Never unserstood this part...how does tree sap (from an organic process) become a stone?
Creating quite a "buzz" in the scientific community.
Coal is also from an organic process, as is limestone.
A bee-dance pattern found in the amber was decyphered to read "You damn kids stay off of my lawn!"
I don't see any diverse license! So who knows how old this bug could bee!
I would really like to know how these scientists determine how something is a million years old.
What is the difference between determining if the bee is a million years old or a half a million? what about a million and a half? what bee criteria do they use?
Beecuz he does have a license.
It's a class Bee.
Simple.
If it remembers Helen Thomas as a child, it is a million years old.
Your stinging puns are beeginning to give me hives.
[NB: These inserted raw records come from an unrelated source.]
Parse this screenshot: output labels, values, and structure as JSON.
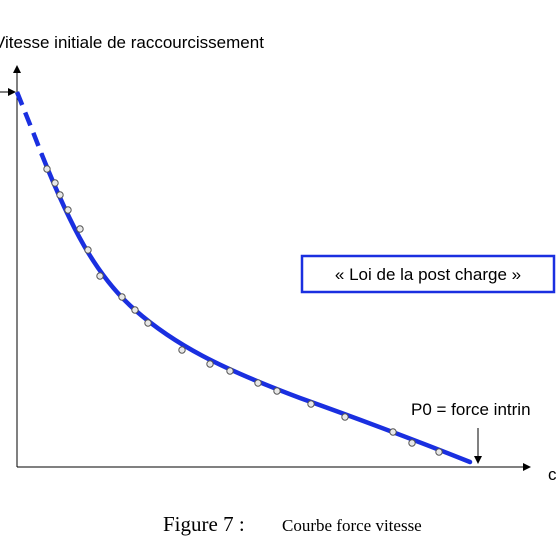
{
  "y_axis_label": "Vitesse initiale de raccourcissement",
  "x_axis_label": "c",
  "annotation_box": "« Loi de la post charge »",
  "p0_label": "P0 = force intrin",
  "caption": {
    "label": "Figure 7 :",
    "text": "Courbe force vitesse"
  }
}
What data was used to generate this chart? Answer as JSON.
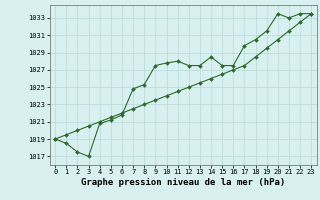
{
  "line1_x": [
    0,
    1,
    2,
    3,
    4,
    5,
    6,
    7,
    8,
    9,
    10,
    11,
    12,
    13,
    14,
    15,
    16,
    17,
    18,
    19,
    20,
    21,
    22,
    23
  ],
  "line1_y": [
    1019.0,
    1018.5,
    1017.5,
    1017.0,
    1020.8,
    1021.2,
    1021.8,
    1024.8,
    1025.3,
    1027.5,
    1027.8,
    1028.0,
    1027.5,
    1027.5,
    1028.5,
    1027.5,
    1027.5,
    1029.8,
    1030.5,
    1031.5,
    1033.5,
    1033.0,
    1033.5,
    1033.5
  ],
  "line2_x": [
    0,
    1,
    2,
    3,
    4,
    5,
    6,
    7,
    8,
    9,
    10,
    11,
    12,
    13,
    14,
    15,
    16,
    17,
    18,
    19,
    20,
    21,
    22,
    23
  ],
  "line2_y": [
    1019.0,
    1019.5,
    1020.0,
    1020.5,
    1021.0,
    1021.5,
    1022.0,
    1022.5,
    1023.0,
    1023.5,
    1024.0,
    1024.5,
    1025.0,
    1025.5,
    1026.0,
    1026.5,
    1027.0,
    1027.5,
    1028.5,
    1029.5,
    1030.5,
    1031.5,
    1032.5,
    1033.5
  ],
  "line_color": "#2d6a2d",
  "bg_color": "#d8f0f0",
  "grid_color": "#b8d8d8",
  "xlabel": "Graphe pression niveau de la mer (hPa)",
  "ylim": [
    1016.0,
    1034.5
  ],
  "yticks": [
    1017,
    1019,
    1021,
    1023,
    1025,
    1027,
    1029,
    1031,
    1033
  ],
  "xticks": [
    0,
    1,
    2,
    3,
    4,
    5,
    6,
    7,
    8,
    9,
    10,
    11,
    12,
    13,
    14,
    15,
    16,
    17,
    18,
    19,
    20,
    21,
    22,
    23
  ],
  "marker": "D",
  "markersize": 2.0,
  "linewidth": 0.8,
  "xlabel_fontsize": 6.5,
  "tick_fontsize": 5.0
}
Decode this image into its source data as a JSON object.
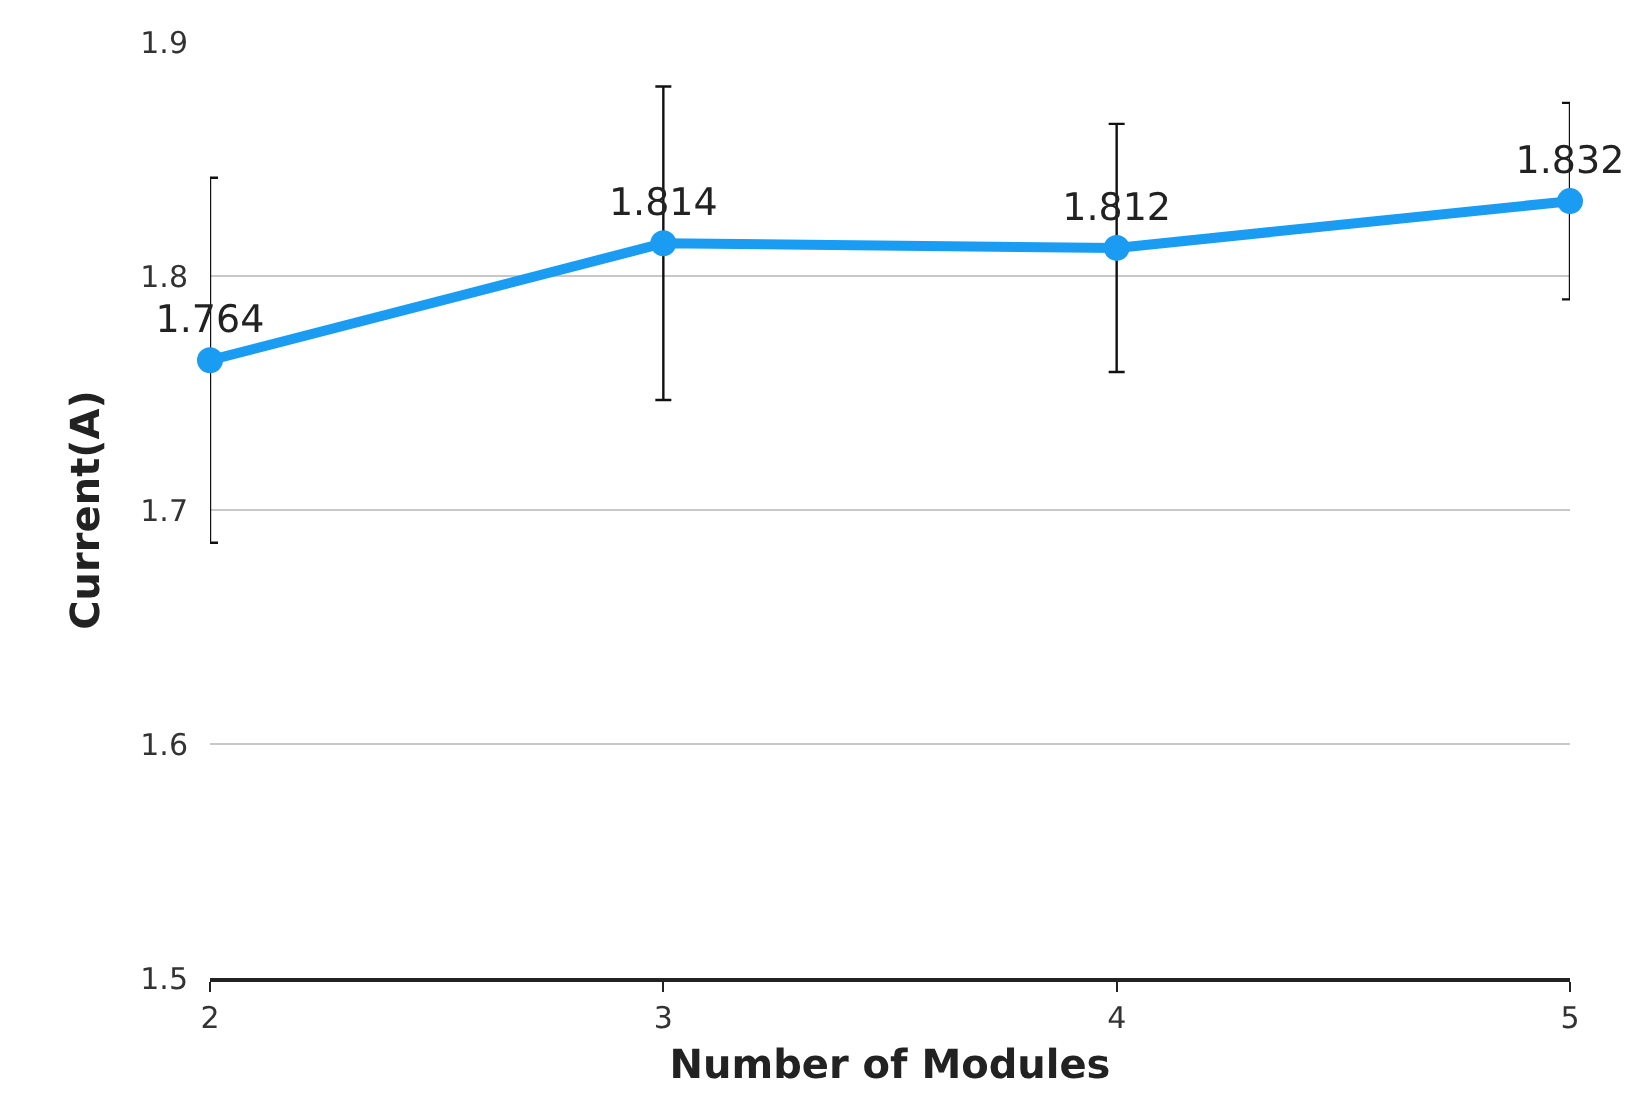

Haha..Now I understand the formula!...
It dries out and hardens. This keeps happening until what is left after the volatiles are gone is rock hard. Over 50 million years even the heavy volatiles evaporate. Also, there could be a setting up reaction like happens in concrete, polymer chains lengthen over time.
Vroom! Vroom!
"...the ancient bee may help explain the rapid expansion and diversity of flowering plants during that time..."
All in all, this "discovery" doesn't give me the excitement it does these scientist, but the above statement did bring to mind an interesting mental picture. Gives new meaning to "busy bee."